Accepted for/Published in: JMIR Formative Research
Date Submitted: Dec 22, 2021
Date Accepted: Sep 27, 2022
Qualitative evaluation of the short digital food frequency questionnaire (DIGIKOST-FFQ) assessing dietary intake and other lifestyle factors among Norwegians - focus group interviews and usability testing
ABSTRACT
Background:
The Norwegian food-based dietary guidelines (Norwegian FBDG) aim to reduce the risk of lifestyle related chronic diseases and promote overall health in the general Norwegian population.

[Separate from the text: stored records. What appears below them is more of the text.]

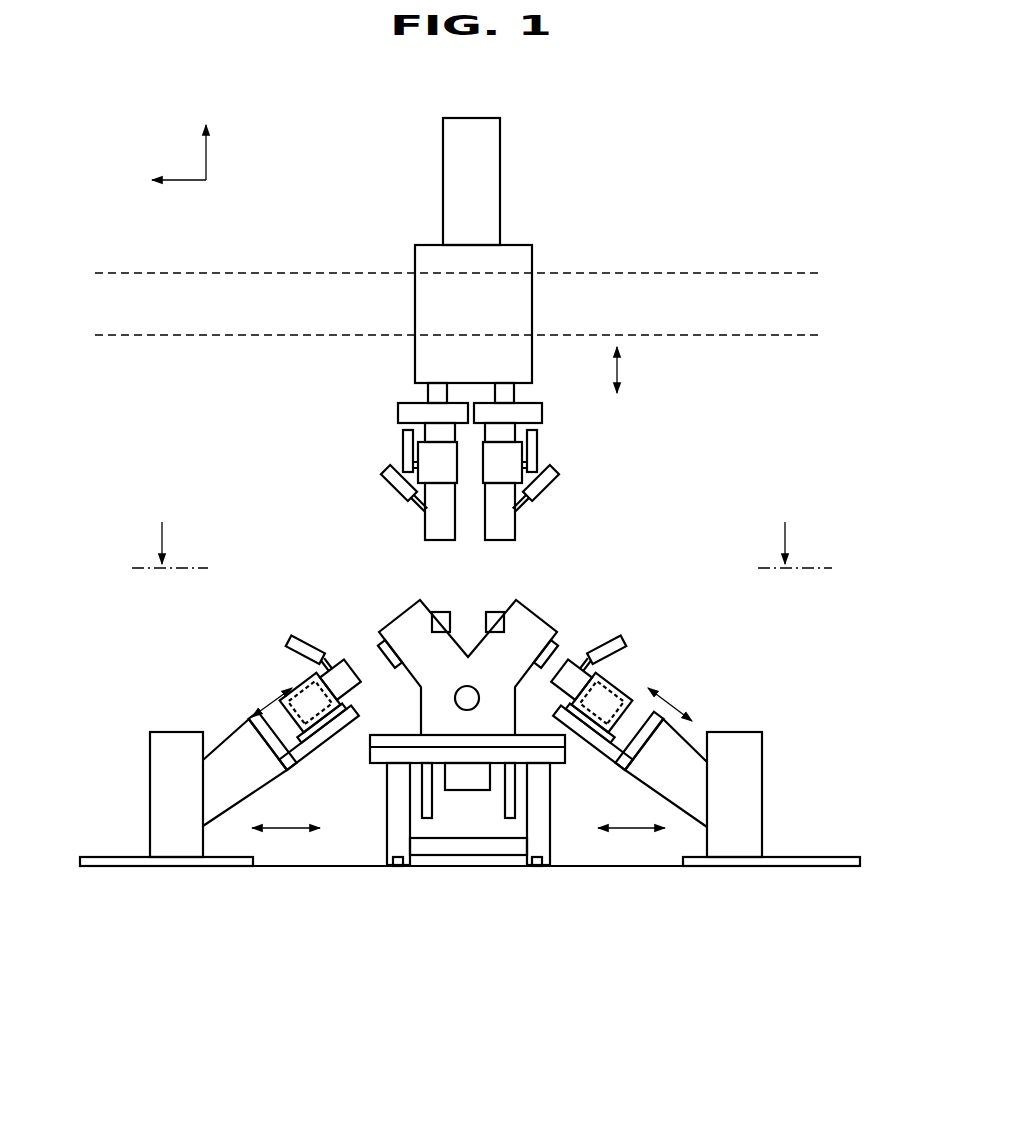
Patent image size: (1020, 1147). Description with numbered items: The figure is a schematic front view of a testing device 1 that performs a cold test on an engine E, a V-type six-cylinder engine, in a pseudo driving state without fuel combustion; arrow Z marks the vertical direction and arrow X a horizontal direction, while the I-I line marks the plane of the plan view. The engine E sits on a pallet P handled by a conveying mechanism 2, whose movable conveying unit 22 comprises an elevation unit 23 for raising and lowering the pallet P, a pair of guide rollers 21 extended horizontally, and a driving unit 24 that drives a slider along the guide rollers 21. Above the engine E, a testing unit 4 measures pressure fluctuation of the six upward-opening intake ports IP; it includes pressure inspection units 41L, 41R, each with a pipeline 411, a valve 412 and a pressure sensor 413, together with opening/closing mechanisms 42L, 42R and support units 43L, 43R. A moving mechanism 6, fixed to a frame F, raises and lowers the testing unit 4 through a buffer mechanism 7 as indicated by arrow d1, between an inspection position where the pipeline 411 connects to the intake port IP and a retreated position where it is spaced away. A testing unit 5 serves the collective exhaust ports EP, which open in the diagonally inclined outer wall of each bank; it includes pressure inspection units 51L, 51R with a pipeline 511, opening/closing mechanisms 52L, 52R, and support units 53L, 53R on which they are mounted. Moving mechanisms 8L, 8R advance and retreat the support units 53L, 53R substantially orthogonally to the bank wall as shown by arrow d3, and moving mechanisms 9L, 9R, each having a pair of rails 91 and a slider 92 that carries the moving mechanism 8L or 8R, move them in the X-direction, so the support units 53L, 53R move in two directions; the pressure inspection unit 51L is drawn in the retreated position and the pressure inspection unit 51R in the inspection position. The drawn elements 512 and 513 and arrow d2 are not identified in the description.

The testing device 1 is at (707, 213).
The conveying mechanism 2 is at (435, 925).
The testing unit 4 is at (327, 393).
The testing unit 5 is at (204, 638).
The moving mechanism 6 is at (538, 252).
The buffer mechanism 7 is at (414, 398).
The moving mechanism 8L is at (208, 745).
The moving mechanism 8R is at (701, 740).
The moving mechanism 9L is at (148, 730).
The moving mechanism 9R is at (791, 732).
The guide rollers 21 is at (395, 868).
The movable conveying unit 22 is at (381, 766).
The elevation unit 23 is at (426, 820).
The driving unit 24 is at (468, 792).
The pressure inspection unit 41L is at (370, 500).
The pressure inspection unit 41R is at (550, 502).
The opening/closing mechanism 42L is at (392, 460).
The opening/closing mechanism 42R is at (548, 448).
The support unit 43L is at (397, 412).
The support unit 43R is at (545, 415).
The pressure inspection unit 51L is at (269, 635).
The pressure inspection unit 51R is at (721, 652).
The opening/closing mechanism 52L is at (306, 742).
The opening/closing mechanism 52R is at (604, 690).
The support unit 53L is at (290, 769).
The support unit 53R is at (614, 769).
The rails 91 is at (110, 856).
The slider 92 is at (150, 782).
The pipeline 411 is at (424, 538).
The valve 412 is at (402, 450).
The pressure sensor 413 is at (386, 476).
The pipeline 511 is at (336, 656).
The internal nut (hidden) 512 is at (292, 688).
The tool tip 513 is at (300, 640).
The pallet P is at (412, 740).
The intake port IP is at (438, 612).
The exhaust port EP is at (383, 645).
The engine E is at (596, 466).
The frame F is at (777, 272).
The I-I line I is at (482, 529).
The arrow d1 is at (636, 370).
The horizontal stroke d2 is at (458, 843).
The arrow d3 is at (458, 697).
The arrow X is at (170, 185).
The arrow Z is at (205, 135).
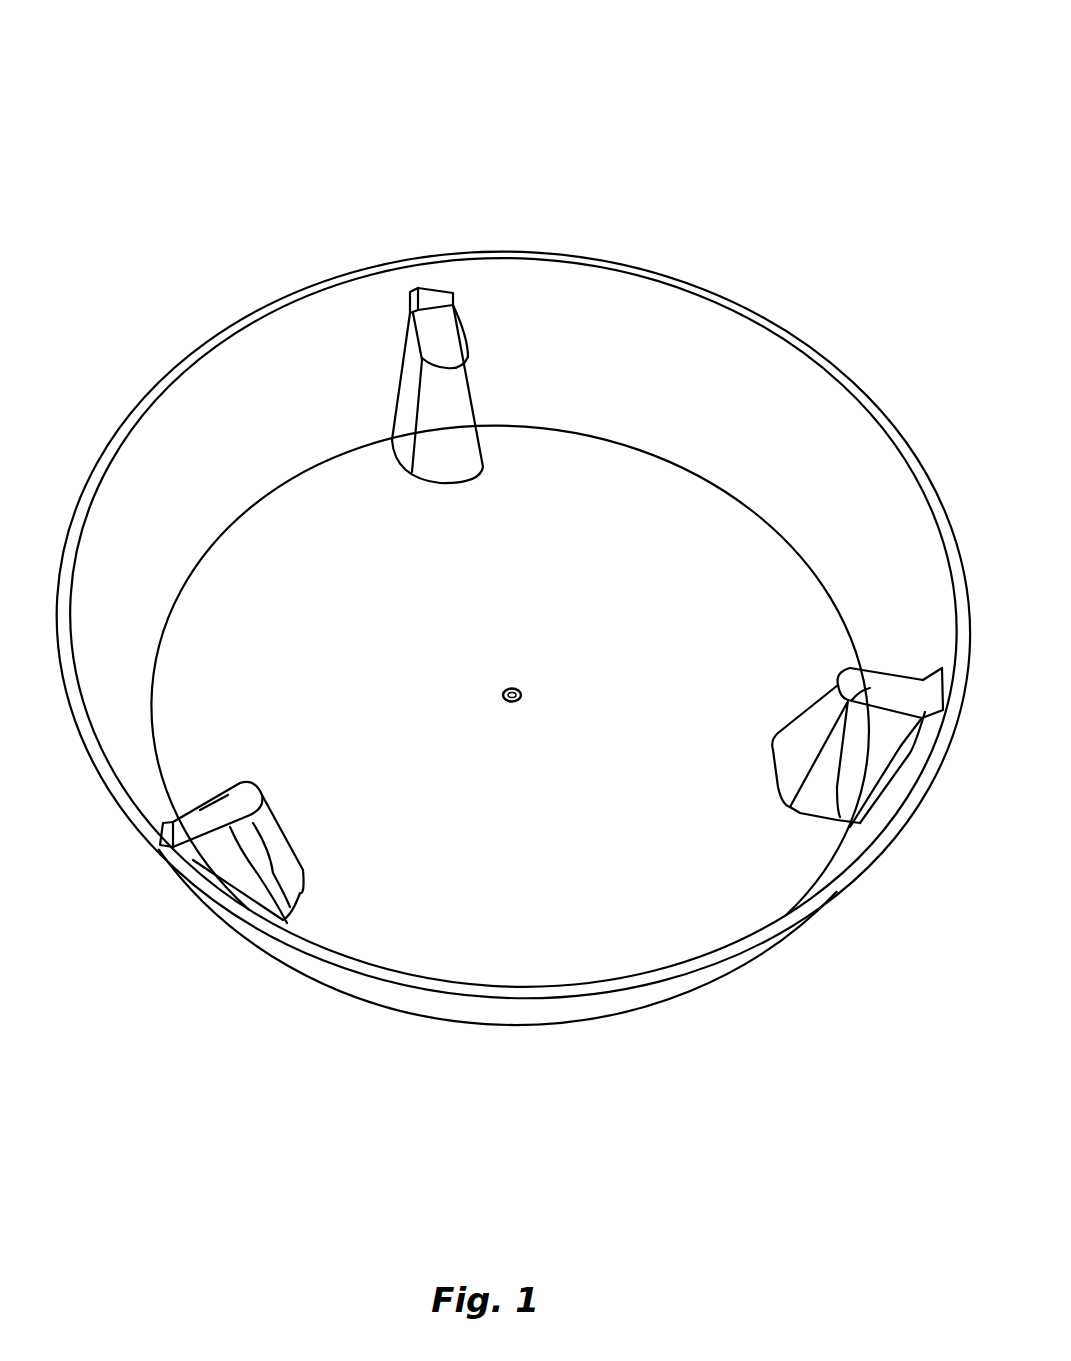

A short and feasible digital questionnaire that measures individual lifestyle and benchmarks it against the Norwegian FBDG is highly needed. We have developed a short digital food frequency questionnaire, called DIGIKOST-FFQ, to assess dietary intake and other lifestyle factors according to the Norwegian FBDG. Included in the digital tool is an automated feedback for each participant, the DIGIKOST report, benchmarking their diet and lifestyle according to the recommendations. Qualitative evaluation give valuable feedback on the feasibility and usability of the assessment tool.
Objective:
We aimed to explore attitudes, perceptions and challenges in the completion of the DIGIKOST-FFQ. With regard to the DIGIKOST report we wanted to explore the participants’ perception and understanding of the feedback. Moreover, we also wanted to evaluate technical flow and the usability of the DIGIKOST-FFQ and the individual DIGIKOST report.
Methods:
Data was collected by 6 qualitative semi-structured focus group interviews, including both healthy individuals and cancer survivors. The transcripts were analyzed using a thematic analysis, based on the interview guide in the focus groups. The usability test was completed individually and conducted in video-meeting (Zoom) by a moderator and two observers taking notes. The results were analyzed based on predefined assignments and discussion with the participants about the interpretation of the DIGIKOST report.
Results:
A total of 20 individuals participated in the focus groups, divided into 3 groups of healthy individuals and 3 groups of cancer survivors. Each group consisted of 3-4 individuals. The usability test included another four healthy individuals. The responses from the focus group interviews were categorized into five main themes: (1) Completion time; average of 19.1 min (SD 8.3), should not take any longer, (2) Layout; easy to navigate, clear questions, challenging to report dietary intake, sedentary time and physical activity the last year, (3) Questions; introductive questions on habitual intake worked well, (4) Pictures; very helpful, some portion sizes were difficult to differentiate between, written information about how many grams a portion size is in addition to the picture would be helpful, (5) Motivation; getting an individual report on ones results and advises on how to adhere to the Norwegian FBDG was seen as motivating. The usability test showed that the users were able to seamlessly log in, give consent, and fill in the DIGIKOST-FFQ, and further, receive, print and read the DIGIKOST report. However, parts of the report were perceived as difficult to interpret.
Conclusions:
The DIGIKOST-FFQ was well received by the participants and they found it feasible in use. The benchmarking against the Norwegian FBDG was the main motivation to complete the questionnaire. Results from the usability test revealed a need for adjustments and updates to make the report more easily readable. Clinical Trial: The Norwegian Centre for Research Data (NSD) has approved the DIGIKOST-protocol and the informed consent (ref. no. 277679).